Microstructural Study of Aluminium Alloy A390 After Milling Process

Aluminium alloy has been receiving a lot of attention from the automotive industry due to its lightweight characteristic that can lead to a reduction in fuel consumption. It is a well-known fact that light components made from aluminium alloy are more cost effective when it comes to the manufacture of block engines and pistons than those made from steel. Among the aluminium alloy fabrications that have grabbed the attention of researchers are alloy mould casting with 9.5 wt.% Si (383), alloy sand mining with 18.5 wt.% Si (A390) and alloy spraying with 25 wt.% Si (Al-25Si). Alloy 390 is suitable for replacing metal cast components due to its higher silicon content, which can help to reduce heat expansion and has good corrosion characteristics.

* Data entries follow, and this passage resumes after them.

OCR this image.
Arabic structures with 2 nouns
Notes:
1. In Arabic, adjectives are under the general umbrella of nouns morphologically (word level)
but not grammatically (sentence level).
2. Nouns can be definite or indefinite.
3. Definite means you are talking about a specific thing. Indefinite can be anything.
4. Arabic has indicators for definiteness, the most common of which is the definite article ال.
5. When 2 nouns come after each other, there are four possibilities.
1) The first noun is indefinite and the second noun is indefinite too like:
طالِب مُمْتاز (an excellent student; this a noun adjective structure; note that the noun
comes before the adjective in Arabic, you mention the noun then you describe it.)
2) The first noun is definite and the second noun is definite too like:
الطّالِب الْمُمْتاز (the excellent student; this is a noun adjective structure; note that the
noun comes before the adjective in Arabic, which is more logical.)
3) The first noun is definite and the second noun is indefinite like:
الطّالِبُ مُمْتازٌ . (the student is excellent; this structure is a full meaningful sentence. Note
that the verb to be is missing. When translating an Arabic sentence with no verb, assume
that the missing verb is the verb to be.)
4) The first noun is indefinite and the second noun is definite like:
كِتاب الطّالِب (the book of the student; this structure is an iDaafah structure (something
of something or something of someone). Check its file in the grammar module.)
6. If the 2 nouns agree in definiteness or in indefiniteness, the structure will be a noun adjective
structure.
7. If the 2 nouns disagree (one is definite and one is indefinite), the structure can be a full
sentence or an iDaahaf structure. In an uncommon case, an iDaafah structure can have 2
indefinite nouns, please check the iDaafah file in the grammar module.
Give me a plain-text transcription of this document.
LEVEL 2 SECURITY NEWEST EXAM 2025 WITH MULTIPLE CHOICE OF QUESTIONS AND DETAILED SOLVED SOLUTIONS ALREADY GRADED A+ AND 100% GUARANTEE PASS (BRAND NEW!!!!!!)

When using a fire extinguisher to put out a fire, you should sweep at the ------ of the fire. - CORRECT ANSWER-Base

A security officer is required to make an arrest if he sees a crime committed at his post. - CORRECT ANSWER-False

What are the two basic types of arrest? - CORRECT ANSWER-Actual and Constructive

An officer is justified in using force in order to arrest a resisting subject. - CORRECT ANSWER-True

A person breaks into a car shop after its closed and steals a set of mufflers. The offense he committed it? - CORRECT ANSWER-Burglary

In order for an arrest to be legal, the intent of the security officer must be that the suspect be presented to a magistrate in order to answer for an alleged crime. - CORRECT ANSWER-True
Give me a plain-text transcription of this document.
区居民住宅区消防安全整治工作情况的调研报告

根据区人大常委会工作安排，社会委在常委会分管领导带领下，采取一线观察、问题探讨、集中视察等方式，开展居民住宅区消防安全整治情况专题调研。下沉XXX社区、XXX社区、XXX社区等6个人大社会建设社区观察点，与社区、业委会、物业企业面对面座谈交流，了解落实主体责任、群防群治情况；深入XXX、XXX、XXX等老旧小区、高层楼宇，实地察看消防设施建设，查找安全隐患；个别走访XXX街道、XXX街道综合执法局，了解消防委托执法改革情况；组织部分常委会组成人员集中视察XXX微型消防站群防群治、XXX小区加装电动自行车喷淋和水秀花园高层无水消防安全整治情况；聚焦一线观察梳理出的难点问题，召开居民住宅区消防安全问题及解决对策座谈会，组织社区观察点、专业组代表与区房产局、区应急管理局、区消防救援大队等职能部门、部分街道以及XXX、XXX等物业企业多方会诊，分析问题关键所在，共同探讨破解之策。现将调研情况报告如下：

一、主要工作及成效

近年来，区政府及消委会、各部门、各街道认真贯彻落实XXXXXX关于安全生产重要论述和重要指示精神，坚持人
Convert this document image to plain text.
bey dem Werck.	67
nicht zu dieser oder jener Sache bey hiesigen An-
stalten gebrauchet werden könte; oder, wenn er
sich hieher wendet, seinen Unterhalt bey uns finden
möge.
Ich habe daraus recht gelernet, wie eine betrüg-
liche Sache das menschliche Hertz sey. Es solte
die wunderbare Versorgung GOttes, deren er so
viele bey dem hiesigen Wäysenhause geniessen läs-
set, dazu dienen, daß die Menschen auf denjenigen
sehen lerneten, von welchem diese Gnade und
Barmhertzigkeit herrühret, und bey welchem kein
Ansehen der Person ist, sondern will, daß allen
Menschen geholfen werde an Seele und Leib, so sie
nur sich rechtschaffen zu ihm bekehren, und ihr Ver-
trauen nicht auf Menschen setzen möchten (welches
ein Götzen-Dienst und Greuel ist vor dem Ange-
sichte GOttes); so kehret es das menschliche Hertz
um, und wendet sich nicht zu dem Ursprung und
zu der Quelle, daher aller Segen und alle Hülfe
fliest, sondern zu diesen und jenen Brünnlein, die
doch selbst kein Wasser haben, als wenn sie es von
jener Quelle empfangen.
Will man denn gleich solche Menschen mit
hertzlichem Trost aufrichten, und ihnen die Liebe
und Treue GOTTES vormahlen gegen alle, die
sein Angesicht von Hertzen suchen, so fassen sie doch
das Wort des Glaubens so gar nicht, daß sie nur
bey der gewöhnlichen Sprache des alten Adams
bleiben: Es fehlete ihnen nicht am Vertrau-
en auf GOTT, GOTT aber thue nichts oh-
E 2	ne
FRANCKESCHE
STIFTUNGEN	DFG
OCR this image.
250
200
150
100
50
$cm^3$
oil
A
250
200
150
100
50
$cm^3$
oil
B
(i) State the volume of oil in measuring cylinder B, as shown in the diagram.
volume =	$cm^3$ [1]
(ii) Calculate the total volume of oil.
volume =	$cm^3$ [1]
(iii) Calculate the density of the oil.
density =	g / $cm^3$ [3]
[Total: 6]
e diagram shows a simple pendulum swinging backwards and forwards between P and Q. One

This research presents an observation of the microstructure of aluminium alloys after the machining process. The cutting parameters used were a cutting speed of 250-350 mm/min, feed rate of 0.02-0.04 mm/tooth, and radial width of cut of 12.5 mm-25 mm. while the depth of cut was kept constant at 0.3 mm. The machining process was carried out under dry and cryogenic conditions. The resultant observation of the microstructure showed the effects of the heat generated during the cutting process at a cutting speed of 350 m/min, feed rate of 0.02 mm/tooth and radial width of cut of 12.5 mm under dry conditions with a worn cutting tool, while for the other cutting parameters, no effects from the heat were observed. No changes in the microstructure were observed through the use of the stated cutting parameters. This showed that the temperature generated during the cutting process was low, and thus, did not cause any changes to the microstructure within the range of the studied cutting parameters.